Приближался роковой и желанный день: вот-вот — не то завтра, не то послезавтра. Генезип решился на окончательный разговор. От кого еще ему ждать утешения, как не от нее, своей наставницы в сфере тайных наук. Он рвался к ней, тянулся, льнул, умоляя о спасении и не чувствуя, что в ней-то и есть источник его прогрессирующей невменяемости, которую без нее он, быть может, сумел бы преодолеть. Он решился говорить — но лишь бессмысленно шептал, спрятав лицо у нее под мышкой слева и втягивая раздувшимися ноздрями убийственный, «кровавый и преступный» (не было других слов), легкий запашок неизведанной плоти. «Ах, эта плоть — в ней-то и есть тайна всего, а не в комбинациях понятий, зависших где-то в идеальном бытии, в котором без толку копались все мудрецы мира». Покойник Бергсон обрадовался бы, если б мог «услышать» эту «мысль». Так думают до — а после? Он шептал, а каждое слово, которым она отвечала на этот его быдловый шепоток, было священно, дьявольски занудно и служило бешеным допингом для ненасытимой и бессильной страсти. Эти стандартные, пустейшие слова убийственного учения польских джеванистов были — конечно, в ее устах — словно капли воды, падающие в раскаленный докрасна котел. Стыдно повторять эту галиматью. И все происходило как-то в с у х у ю — другого определения нет: пустыня и горячий самум. Страшно было — что там китайцы! Здесь, на малом отрезке личных трагедий, семафорически наглядно прорисовалась трагедия целых поколений. А имя ей: «неспособность к настоящим большим чувствам». Конечно, где-нибудь какой-нибудь сапожник по-настоящему любил какую-нибудь кухарку — но не это формировало жизнь в целом, по крайней мере в Польше, полной шизоидов, а то и шизофреников на творческих постах. Пикники еще не прорвались к власти — только китайцы обеспечили им возможность развиться в настоящую силу, и потом уже было все хорошо. Зипек решил прервать лекцию любой ценой.
— Слушай, Элиза, — сказал он (совершенно не то, что хотел, как обычно случается с молодыми людьми), — я даже не могу решиться назвать тебя Лизкой — это мука мученическая. Если ты не дашь мне совершить подвиг — что тогда будет?.. — спросил он с беспомощной улыбкой крайнего отчаяния, глядя в просвеченное бледной вечерней зеленью сентябрьское небо. Уже веяло холодом с далеких лугов, на которые отбрасывал изумрудно-голубую тень курган имени одного почти забытого национального героя. Тут земля еще дышала жаром дня. Страшная тоска сдавила обоих. Как же адски они завидовали рою запоздалых (почему? в сентябре?) комаров, вившемуся в танцевальных па на фоне горячего нутра желтеющих «куп» ракиты. Они завидовали всему рою, а не отдельным комарам: диссоциироваться на отдельные сущности — жить во множестве, не быть собой, вот до чего дошло. Долгоиглые сосны тихо шипели под вечерним ветерком. Замкнуть бы вечность в таком мгновение и больше не существовать.

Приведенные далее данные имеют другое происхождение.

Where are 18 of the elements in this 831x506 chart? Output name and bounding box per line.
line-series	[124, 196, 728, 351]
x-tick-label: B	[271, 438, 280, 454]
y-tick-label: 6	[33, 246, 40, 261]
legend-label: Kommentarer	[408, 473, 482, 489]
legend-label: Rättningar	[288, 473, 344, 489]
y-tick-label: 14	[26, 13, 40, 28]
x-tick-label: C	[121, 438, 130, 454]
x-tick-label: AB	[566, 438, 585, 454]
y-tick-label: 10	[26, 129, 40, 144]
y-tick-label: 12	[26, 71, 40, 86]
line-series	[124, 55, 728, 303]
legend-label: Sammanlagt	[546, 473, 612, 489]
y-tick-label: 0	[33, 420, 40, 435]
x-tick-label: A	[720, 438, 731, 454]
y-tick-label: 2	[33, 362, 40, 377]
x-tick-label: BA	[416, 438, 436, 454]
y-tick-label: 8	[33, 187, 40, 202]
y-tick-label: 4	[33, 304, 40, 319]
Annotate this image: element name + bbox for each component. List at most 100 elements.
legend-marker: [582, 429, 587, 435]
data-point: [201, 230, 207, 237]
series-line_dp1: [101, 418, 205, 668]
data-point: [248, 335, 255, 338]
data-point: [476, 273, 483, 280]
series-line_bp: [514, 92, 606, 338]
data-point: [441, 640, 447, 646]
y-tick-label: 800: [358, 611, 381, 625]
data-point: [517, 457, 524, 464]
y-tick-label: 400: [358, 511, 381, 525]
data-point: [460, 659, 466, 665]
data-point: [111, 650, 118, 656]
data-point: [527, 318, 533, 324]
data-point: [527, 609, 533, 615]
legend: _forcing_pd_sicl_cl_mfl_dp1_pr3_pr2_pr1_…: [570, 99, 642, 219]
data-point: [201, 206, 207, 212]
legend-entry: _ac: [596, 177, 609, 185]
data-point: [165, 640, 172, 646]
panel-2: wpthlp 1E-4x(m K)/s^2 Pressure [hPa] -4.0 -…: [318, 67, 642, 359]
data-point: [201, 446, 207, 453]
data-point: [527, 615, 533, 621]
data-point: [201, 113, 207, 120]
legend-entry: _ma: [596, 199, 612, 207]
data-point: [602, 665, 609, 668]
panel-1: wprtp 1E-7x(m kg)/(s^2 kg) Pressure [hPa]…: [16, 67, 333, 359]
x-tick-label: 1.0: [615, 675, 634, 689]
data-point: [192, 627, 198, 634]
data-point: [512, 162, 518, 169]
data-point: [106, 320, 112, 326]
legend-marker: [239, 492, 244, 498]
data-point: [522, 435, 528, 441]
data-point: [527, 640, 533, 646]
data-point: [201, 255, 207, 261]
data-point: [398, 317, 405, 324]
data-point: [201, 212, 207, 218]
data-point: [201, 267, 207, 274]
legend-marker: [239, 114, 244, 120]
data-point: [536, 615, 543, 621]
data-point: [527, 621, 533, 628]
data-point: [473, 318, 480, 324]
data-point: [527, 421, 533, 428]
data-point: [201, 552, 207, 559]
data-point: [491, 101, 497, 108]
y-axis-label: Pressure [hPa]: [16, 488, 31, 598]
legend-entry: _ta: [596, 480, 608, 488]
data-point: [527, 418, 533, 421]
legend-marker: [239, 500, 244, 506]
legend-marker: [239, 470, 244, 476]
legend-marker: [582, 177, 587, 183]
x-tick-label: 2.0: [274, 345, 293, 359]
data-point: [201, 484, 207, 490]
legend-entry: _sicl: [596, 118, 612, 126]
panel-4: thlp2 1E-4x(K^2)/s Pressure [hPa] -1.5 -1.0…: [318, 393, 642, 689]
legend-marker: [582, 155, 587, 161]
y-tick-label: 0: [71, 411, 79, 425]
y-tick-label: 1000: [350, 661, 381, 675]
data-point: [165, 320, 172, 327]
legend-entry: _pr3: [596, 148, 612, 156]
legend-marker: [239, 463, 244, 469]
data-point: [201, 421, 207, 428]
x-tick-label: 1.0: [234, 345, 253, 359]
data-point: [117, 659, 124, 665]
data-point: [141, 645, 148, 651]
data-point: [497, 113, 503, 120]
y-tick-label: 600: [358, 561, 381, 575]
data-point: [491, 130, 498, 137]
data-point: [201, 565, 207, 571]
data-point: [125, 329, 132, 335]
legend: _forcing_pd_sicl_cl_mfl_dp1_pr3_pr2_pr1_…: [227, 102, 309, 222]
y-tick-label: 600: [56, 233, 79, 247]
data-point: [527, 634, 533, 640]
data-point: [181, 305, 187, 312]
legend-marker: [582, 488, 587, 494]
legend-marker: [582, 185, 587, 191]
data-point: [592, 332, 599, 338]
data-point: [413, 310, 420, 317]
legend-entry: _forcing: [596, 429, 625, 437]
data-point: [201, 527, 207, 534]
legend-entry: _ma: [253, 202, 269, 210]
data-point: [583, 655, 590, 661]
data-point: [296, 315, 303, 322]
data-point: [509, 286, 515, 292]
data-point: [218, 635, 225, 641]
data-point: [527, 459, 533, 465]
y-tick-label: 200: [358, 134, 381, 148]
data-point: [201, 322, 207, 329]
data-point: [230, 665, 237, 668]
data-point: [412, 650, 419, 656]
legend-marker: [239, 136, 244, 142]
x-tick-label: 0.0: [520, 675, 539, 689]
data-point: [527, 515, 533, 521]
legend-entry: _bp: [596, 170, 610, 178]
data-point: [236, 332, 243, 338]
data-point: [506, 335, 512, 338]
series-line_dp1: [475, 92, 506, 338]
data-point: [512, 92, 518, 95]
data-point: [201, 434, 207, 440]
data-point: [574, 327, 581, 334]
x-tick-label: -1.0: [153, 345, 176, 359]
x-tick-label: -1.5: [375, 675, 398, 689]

— Я бы собой пожертвовала ради того, чтоб ты мог совершить подвиг. Не нужны мне никакие почести, только бы ты мог стать великим сам для себя — я верю, ты себя не обманешь...
— Нет, нет — так я не хочу, — простонал Генезип.
— Знаю: ты бы хотел под военный оркестрик, со знаменами, и чтоб Коцмолухович (она всегда так говорила — не как все) ударил тебя по спине мечом Болеслава Храброго. — (О, как Генезип ненавидел ее в тот момент и в то же время как любил! О мука!) — Нет, для тебя это не цель, а только путь к величию. Когда ты созреешь, тебе этого не хватит. Войну тебе придется пережить наперекор себе, скрываясь от себя.